Selon moi, l'enseignement de la grammaire a (au moins) deux objectifs essentiels :
- faire prendre conscience des règles de construction de la phrase à la fois pour que cette conscience soit, tout simplement (ahi ! un verbe être sans complément essentiel...) - n'oublions pas que la grammaire est une première entrée dans l'abstraction et le raisonnement logique, au point que les Grecs en faisaient une propédeutique à la philosophie - éventuellement transposable à d'autres apprentissages, notamment ceux des langues étrangères, mais aussi pour permettre à l'élève, grâce à la dimension normative de la grammaire, de corriger son expression et de comprendre pourquoi Un dragon qui vivait là, point, ou Je sais pas c'est quoi sont incorrects.
- permettre de prendre conscience de tout écart par rapport à cette norme, c'est-à-dire rendre capable de repérer les effets de style et d'en jouer soi-même.
Or, poser comme postulat de départ que la place des complément est soit figée, soit complètement aléatoire, c'est brouiller la règle et l'écart. C'est surtout complètement faux.
Du point de vue de la construction syntaxique, en gros, dans la phrase verbale, il y a un thème et un prédicat, c'est-à-dire un sujet et un verbe au moins, ce qu'on peut affiner :
S + v. intr.
S + v. intr + attribut
S + v. tr. + CO
À cette structure minimale, on pourra ajouter tout un tas d'enrichissements. Mais c'est cette structure qui reste fondamentale, constitutive du prédicat. Elle impose un ordre canonique. Mais cet ordre est sans cesse bousculé par des considérations stylistiques. J'affirme haut et fort que n'importe quel groupe fonctionnel peut être placé, à des fins stylistiques, à une place non canonique par rapport à cette structure de base, en début ou en fin de phrase :
- sujet : Au commencement était le verbe.

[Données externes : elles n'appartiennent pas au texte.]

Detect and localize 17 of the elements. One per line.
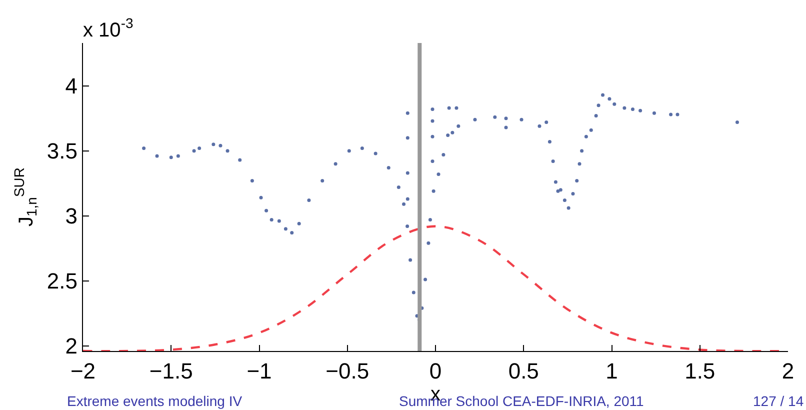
y-tick-label: 3.5 [46,138,78,164]
y-tick-label: 2 [65,334,78,358]
x-tick-label: 1 [606,358,618,384]
text: 127 / 14 [753,393,804,409]
x-tick-label: −2 [70,358,96,384]
y-tick-label: 4 [65,74,78,99]
y-tick-label: 3 [65,204,78,229]
y-tick-label: 2.5 [46,268,78,294]
x-tick-label: 1.5 [684,358,716,384]
text: Extreme events modeling IV [67,393,243,409]
x-tick-label: −0.5 [326,358,370,384]
text: x 10$^{-3}$ [83,15,134,42]
x-tick-label: 0.5 [508,358,539,384]
x-tick-label: −1.5 [149,358,193,384]
x-tick-label: 0 [429,358,442,384]
x-tick-label: −1 [246,358,272,384]
x-tick-label: 2 [782,358,794,384]
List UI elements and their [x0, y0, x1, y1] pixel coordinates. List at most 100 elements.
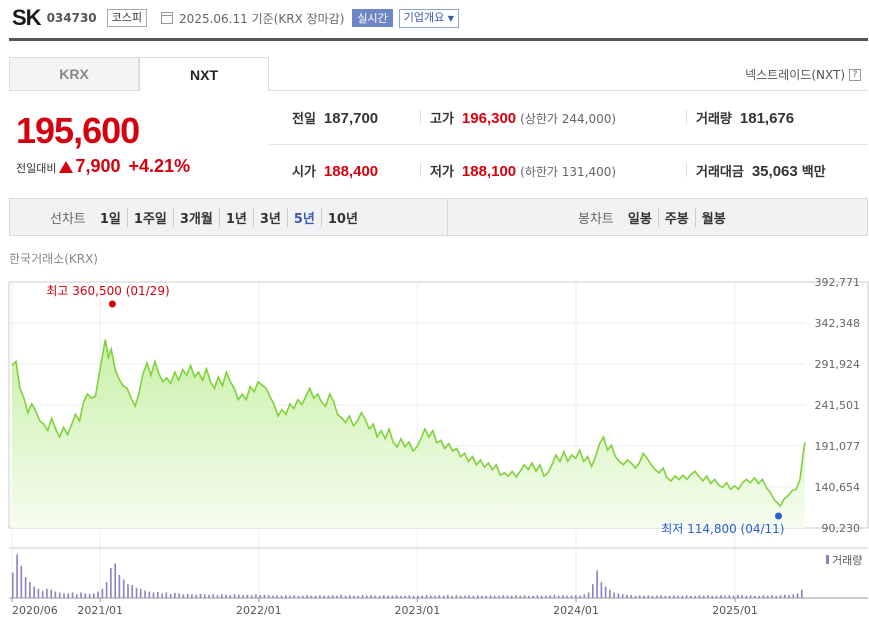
- volume-bar: [741, 595, 743, 598]
- period-1y[interactable]: 1년: [218, 207, 253, 227]
- volume-bar: [549, 595, 551, 598]
- volume-bar: [596, 570, 598, 598]
- volume-bar: [583, 594, 586, 598]
- min-label: 최저 114,800 (04/11): [661, 522, 784, 536]
- volume-bar: [425, 595, 428, 598]
- volume-bar: [673, 595, 675, 598]
- volume-bar: [434, 595, 436, 598]
- volume-bar: [267, 595, 270, 598]
- volume: 거래량 181,676: [696, 108, 794, 127]
- volume-bar: [502, 595, 505, 598]
- volume-legend-label: 거래량: [832, 554, 862, 567]
- volume-bar: [519, 595, 522, 598]
- prev-close: 전일 187,700: [292, 108, 378, 127]
- help-icon[interactable]: ?: [849, 68, 861, 81]
- volume-bar: [29, 581, 31, 598]
- company-info-dropdown[interactable]: 기업개요 ▼: [398, 8, 459, 28]
- x-tick-label: 2023/01: [395, 604, 441, 617]
- volume-bar: [80, 592, 82, 598]
- y-tick-label: 140,654: [815, 481, 861, 494]
- volume-bar: [638, 595, 641, 598]
- base-date: 2025.06.11 기준(KRX 장마감): [179, 11, 345, 26]
- volume-bar: [161, 593, 163, 598]
- volume-bar: [408, 595, 411, 598]
- volume-bar: [643, 595, 645, 598]
- volume-bar: [131, 585, 133, 598]
- volume-bar: [67, 593, 69, 598]
- volume-bar: [387, 595, 389, 598]
- candle-weekly[interactable]: 주봉: [657, 207, 695, 227]
- volume-bar: [545, 595, 547, 598]
- change-label: 전일대비: [16, 162, 57, 175]
- tab-krx[interactable]: KRX: [9, 57, 139, 91]
- stock-header: SK 034730 코스피 2025.06.11 기준(KRX 장마감) 실시간…: [12, 5, 459, 30]
- company-info-label: 기업개요: [403, 10, 445, 24]
- volume-bar: [225, 594, 227, 598]
- candle-monthly[interactable]: 월봉: [694, 207, 732, 227]
- volume-bar: [233, 594, 236, 598]
- chart-controls: 선차트 1일 1주일 3개월 1년 3년 5년 10년 봉차트 일봉 주봉 월봉: [9, 198, 868, 236]
- open-value: 188,400: [323, 163, 379, 180]
- volume-bar: [536, 595, 539, 598]
- volume-bar: [604, 586, 607, 598]
- volume-bar: [344, 595, 347, 598]
- min-point: [774, 512, 782, 520]
- period-3m[interactable]: 3개월: [172, 207, 219, 227]
- volume-bar: [664, 595, 667, 598]
- volume-bar: [84, 593, 87, 598]
- volume-bar: [400, 595, 402, 598]
- volume-bar: [93, 593, 95, 598]
- volume-bar: [139, 588, 142, 598]
- volume-bar: [570, 595, 573, 598]
- volume-bar: [749, 595, 752, 598]
- volume-bar: [758, 595, 760, 598]
- max-label: 최고 360,500 (01/29): [46, 284, 169, 298]
- volume-bar: [796, 593, 799, 598]
- realtime-button[interactable]: 실시간: [352, 9, 393, 27]
- high-price: 고가 196,300 (상한가 244,000): [430, 108, 616, 127]
- volume-bar: [110, 568, 112, 598]
- line-chart-periods: 선차트 1일 1주일 3개월 1년 3년 5년 10년: [10, 207, 447, 227]
- x-tick-label: 2025/01: [712, 604, 758, 617]
- nxt-link[interactable]: 넥스트레이드(NXT) ?: [745, 66, 861, 83]
- tab-nxt[interactable]: NXT: [139, 57, 269, 91]
- volume-bar: [20, 565, 23, 598]
- period-1w[interactable]: 1주일: [126, 207, 173, 227]
- x-tick-label: 2021/01: [77, 604, 123, 617]
- volume-bar: [374, 595, 377, 598]
- volume-bar: [592, 584, 594, 598]
- low-value: 188,100: [461, 163, 517, 180]
- volume-bar: [76, 594, 78, 598]
- candle-daily[interactable]: 일봉: [627, 211, 652, 227]
- volume-bar: [221, 594, 223, 598]
- period-10y[interactable]: 10년: [320, 207, 364, 227]
- volume-bar: [216, 595, 219, 598]
- low-label: 저가: [430, 165, 454, 180]
- volume-bar: [728, 595, 731, 598]
- volume-bar: [771, 595, 773, 598]
- volume-bar: [656, 595, 658, 598]
- volume-bar: [250, 595, 253, 598]
- volume-bar: [306, 595, 308, 598]
- volume-bar: [528, 595, 530, 598]
- volume-bar: [263, 594, 266, 598]
- volume-bar: [24, 577, 27, 598]
- volume-bar: [118, 575, 121, 598]
- volume-bar: [553, 594, 556, 598]
- volume-bar: [792, 594, 795, 598]
- volume-bar: [557, 595, 560, 598]
- period-3y[interactable]: 3년: [252, 207, 287, 227]
- volume-bar: [50, 589, 52, 598]
- volume-bar: [152, 592, 155, 598]
- prev-value: 187,700: [323, 110, 379, 127]
- volume-bar: [33, 586, 35, 598]
- volume-bar: [694, 595, 696, 598]
- volume-bar: [476, 595, 479, 598]
- volume-bar: [105, 581, 108, 598]
- price-change: 전일대비 7,900 +4.21%: [16, 156, 190, 177]
- line-chart-label: 선차트: [50, 211, 86, 227]
- period-1d[interactable]: 1일: [99, 211, 121, 227]
- period-5y[interactable]: 5년: [286, 207, 321, 227]
- volume-bar: [732, 595, 735, 598]
- volume-bar: [148, 591, 151, 598]
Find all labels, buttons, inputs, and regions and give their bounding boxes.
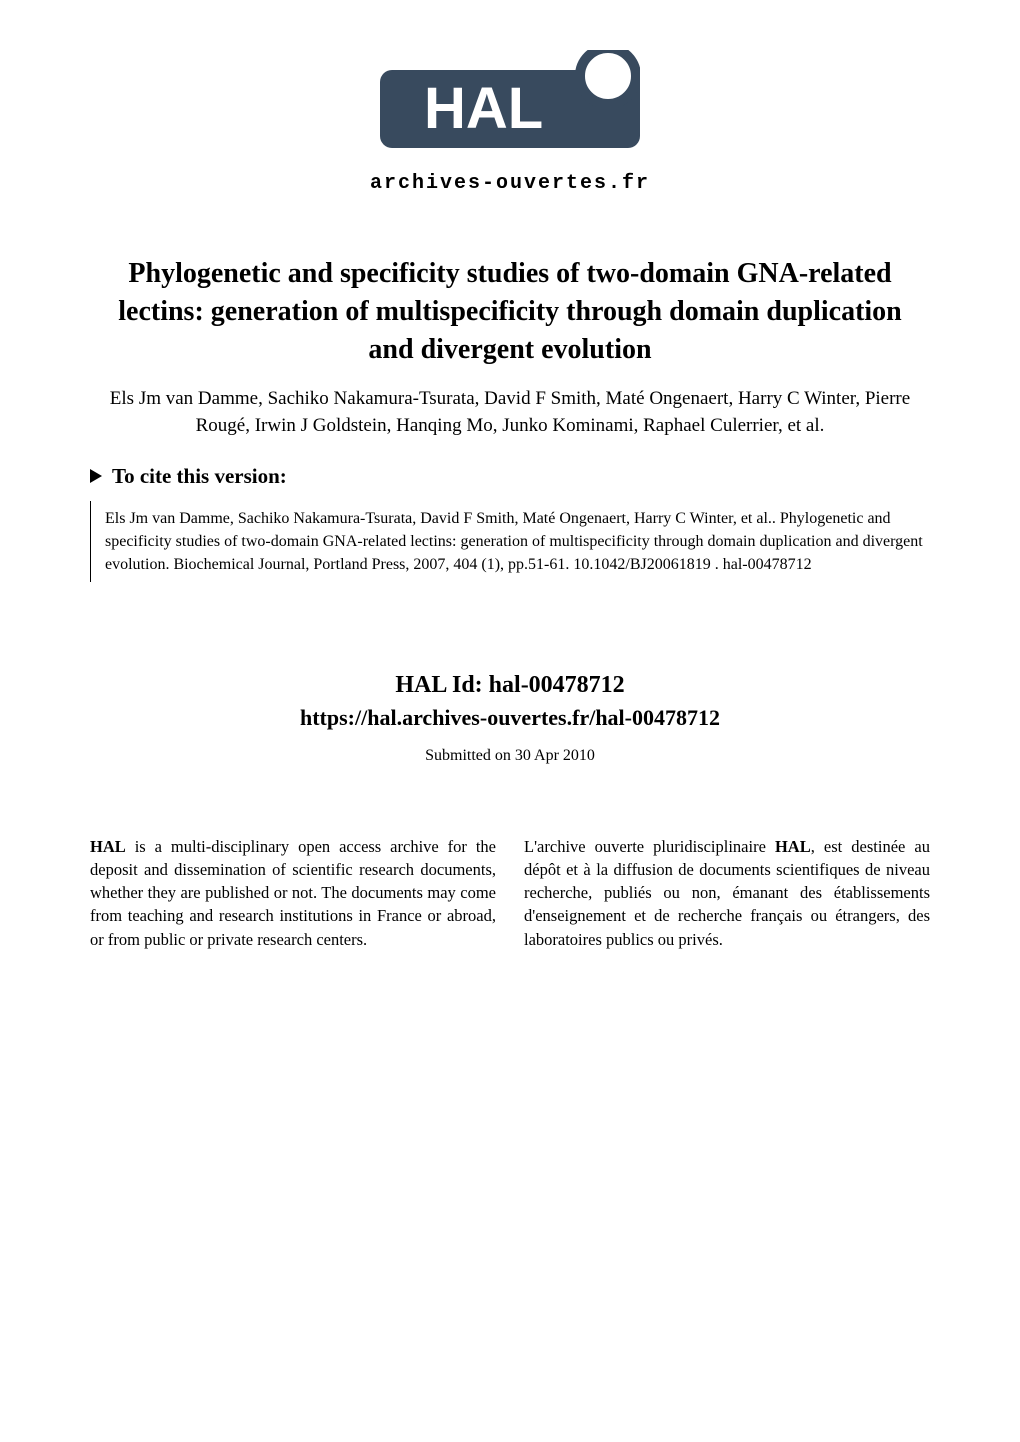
description-right-pre: L'archive ouverte pluridisciplinaire xyxy=(524,837,775,856)
paper-title: Phylogenetic and specificity studies of … xyxy=(100,255,920,368)
citation-box: Els Jm van Damme, Sachiko Nakamura-Tsura… xyxy=(90,501,930,583)
description-left-text: is a multi-disciplinary open access arch… xyxy=(90,837,496,948)
citation-text: Els Jm van Damme, Sachiko Nakamura-Tsura… xyxy=(105,510,923,573)
description-right: L'archive ouverte pluridisciplinaire HAL… xyxy=(524,835,930,950)
description-left-bold: HAL xyxy=(90,837,126,856)
hal-logo-subtext: archives-ouvertes.fr xyxy=(370,172,650,195)
svg-text:HAL: HAL xyxy=(424,76,543,141)
hal-logo: HAL archives-ouvertes.fr xyxy=(90,50,930,195)
hal-logo-svg: HAL xyxy=(380,50,640,168)
hal-url[interactable]: https://hal.archives-ouvertes.fr/hal-004… xyxy=(90,705,930,731)
cite-heading-text: To cite this version: xyxy=(112,464,287,489)
description-right-bold: HAL xyxy=(775,837,811,856)
submitted-date: Submitted on 30 Apr 2010 xyxy=(90,747,930,765)
description-columns: HAL is a multi-disciplinary open access … xyxy=(90,835,930,950)
description-left: HAL is a multi-disciplinary open access … xyxy=(90,835,496,950)
triangle-icon xyxy=(90,469,102,483)
cite-heading: To cite this version: xyxy=(90,464,930,489)
hal-id: HAL Id: hal-00478712 xyxy=(90,672,930,699)
paper-authors: Els Jm van Damme, Sachiko Nakamura-Tsura… xyxy=(100,386,920,439)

- complément d'objet : A toi, mon fils, je donnerai mon royaume. / De ce choix dépendrait tout le reste de son existence.
- attribut du sujet : Grande était la douleur de Roland.
- complément circonstanciel : Dans cette maison vivait une sorcière.
Il y a deux exceptions.
La première, c'est le COD, qui ne peut pas être placé en début de phrase, pour cette seule raison que, comme rien, syntaxiquement, ne le distingue du sujet, cela créerait des confusions. La souris mange le chat a peu de chance de passer pour une figure de style, mais plus vraisemblablement pour une cocasserie. Mais je vais jusqu'à hasarder que dans un contexte poétique, par exemple dans La Chanson de Roland, où nous lisons communément Fol était Roland, Nombreux sont les ennemis, nous pourrions peut-être lire sans broncher : Son épée brandit Roland. C'est un peu audacieux de ma part, mais je veux juste insister sur le caractère purement stylistique de la place des GN (il n'en va pas de même pour les pronoms dont l'emploi très peu souple suffit à foutre par terre cette histoire de compléments mobiles, systématiquement fausse quand les compléments en question sont des pronoms, soit dit en passant, parce que ça non plus, c'est pas rare, et cela ne peut qu'ajouter à la confusion des élèves à qui on serine qu'un CC, c'est déplaçable. D'où ils peuvent conclure à juste titre que y et en ne sauraient être CC). Pardon, je m'égare. Revenons à notre syntaxe et à nos effets de style.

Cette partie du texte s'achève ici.